Lors de ses vœux, le maire de Bezons, Dominique Lesparre, a réaffirmé son souhait d’aménager les berges de Seine. Un projet rendu difficile par l’opposition du Conseil général du Val d’Oise.

« On est les derniers sur le parcours de la Seine, il faut le faire. » Le projet d’aménagement des berges de Seine suit son cours malgré un problème de communication entre Bezons/Argenteuil et le Conseil général. D’après Dominique Lesparre, « le Conseil général n’a pas la même vision des choses […] il veut garder les berges comme ça ». Pour le maire de Bezons, les trois parties doivent « se parler rapidement pour le bien du projet ». Pour la commune de Bezons, le projet d’aménagement des berges de Seine coûterait 100 millions d’euros sur deux mandats. La participation du Conseil général représenterait, quant à elle, 16 millions d’euros. 

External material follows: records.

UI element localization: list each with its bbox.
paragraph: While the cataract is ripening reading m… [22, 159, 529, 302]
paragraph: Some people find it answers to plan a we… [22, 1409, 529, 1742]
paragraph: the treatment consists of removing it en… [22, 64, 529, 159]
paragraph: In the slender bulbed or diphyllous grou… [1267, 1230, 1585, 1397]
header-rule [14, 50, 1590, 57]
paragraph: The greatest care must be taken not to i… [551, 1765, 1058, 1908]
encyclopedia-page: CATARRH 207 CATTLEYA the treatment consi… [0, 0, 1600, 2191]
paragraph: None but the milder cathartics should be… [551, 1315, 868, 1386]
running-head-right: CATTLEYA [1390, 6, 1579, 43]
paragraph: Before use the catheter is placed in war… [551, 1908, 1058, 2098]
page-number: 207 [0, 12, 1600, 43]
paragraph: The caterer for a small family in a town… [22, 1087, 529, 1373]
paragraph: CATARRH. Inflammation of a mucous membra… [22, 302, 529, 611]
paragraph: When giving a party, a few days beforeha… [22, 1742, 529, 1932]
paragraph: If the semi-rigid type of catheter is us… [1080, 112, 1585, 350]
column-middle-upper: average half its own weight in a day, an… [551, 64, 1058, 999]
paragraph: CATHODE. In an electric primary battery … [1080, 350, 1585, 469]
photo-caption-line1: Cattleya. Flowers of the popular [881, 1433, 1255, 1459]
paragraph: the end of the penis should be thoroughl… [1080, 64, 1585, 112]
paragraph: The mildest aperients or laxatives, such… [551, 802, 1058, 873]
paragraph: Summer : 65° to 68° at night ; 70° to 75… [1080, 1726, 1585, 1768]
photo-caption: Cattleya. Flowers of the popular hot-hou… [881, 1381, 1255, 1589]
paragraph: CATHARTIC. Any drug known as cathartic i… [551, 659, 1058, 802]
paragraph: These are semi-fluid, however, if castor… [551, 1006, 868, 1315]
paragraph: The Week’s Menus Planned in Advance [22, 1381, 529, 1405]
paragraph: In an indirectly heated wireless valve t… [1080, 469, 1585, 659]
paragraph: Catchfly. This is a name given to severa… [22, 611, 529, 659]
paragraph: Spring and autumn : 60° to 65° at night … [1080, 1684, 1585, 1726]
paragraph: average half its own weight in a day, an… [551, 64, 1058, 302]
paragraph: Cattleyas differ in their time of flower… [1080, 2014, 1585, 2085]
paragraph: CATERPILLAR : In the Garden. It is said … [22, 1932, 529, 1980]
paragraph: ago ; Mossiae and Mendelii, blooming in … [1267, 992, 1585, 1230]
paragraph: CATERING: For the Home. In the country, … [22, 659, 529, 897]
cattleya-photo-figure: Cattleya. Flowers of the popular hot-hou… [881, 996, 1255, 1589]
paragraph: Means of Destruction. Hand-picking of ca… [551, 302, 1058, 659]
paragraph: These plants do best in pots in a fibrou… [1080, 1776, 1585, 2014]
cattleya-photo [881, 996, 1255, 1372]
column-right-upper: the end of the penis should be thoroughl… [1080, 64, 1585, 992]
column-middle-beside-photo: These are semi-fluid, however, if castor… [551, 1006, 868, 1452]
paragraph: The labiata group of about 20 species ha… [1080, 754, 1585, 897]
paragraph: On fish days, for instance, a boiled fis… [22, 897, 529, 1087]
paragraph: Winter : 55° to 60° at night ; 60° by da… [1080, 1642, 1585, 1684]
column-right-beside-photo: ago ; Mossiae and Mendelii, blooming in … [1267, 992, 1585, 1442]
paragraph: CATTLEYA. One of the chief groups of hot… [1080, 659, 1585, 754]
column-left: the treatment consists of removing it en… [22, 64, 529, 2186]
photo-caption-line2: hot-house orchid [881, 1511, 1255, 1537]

En attendant, le maire de Bezons annonce que les maires du Parisis souhaitent le prolongement du Tram jusqu’à la Patte d’Oie d’Herblay. Une question qui se pose aussi du côté d’Argenteuil où les discussions entre les deux communes prévoiraient l’arrivée du T2 le long des quais de Seine, jusqu’à l’une des deux gares d’Argenteuil. L’idée : transformer la D311 pour laisser place aux transports d’hommes plus économiques et écologiques et réduire son accès aux voitures et camions.

Pour réanimer ce projet, Bezons et Argenteuil ont décidé d’agir en deux temps : mettre en place une campagne de communication visuelle et faire appel à la démocratie participative de leur commune. « Les habitants doivent participer à l’élaboration de leur propre environnement », explique le maire de Bezons. Il espère que la mobilisation des citoyens sera un outil persuasif devant le Conseil Général.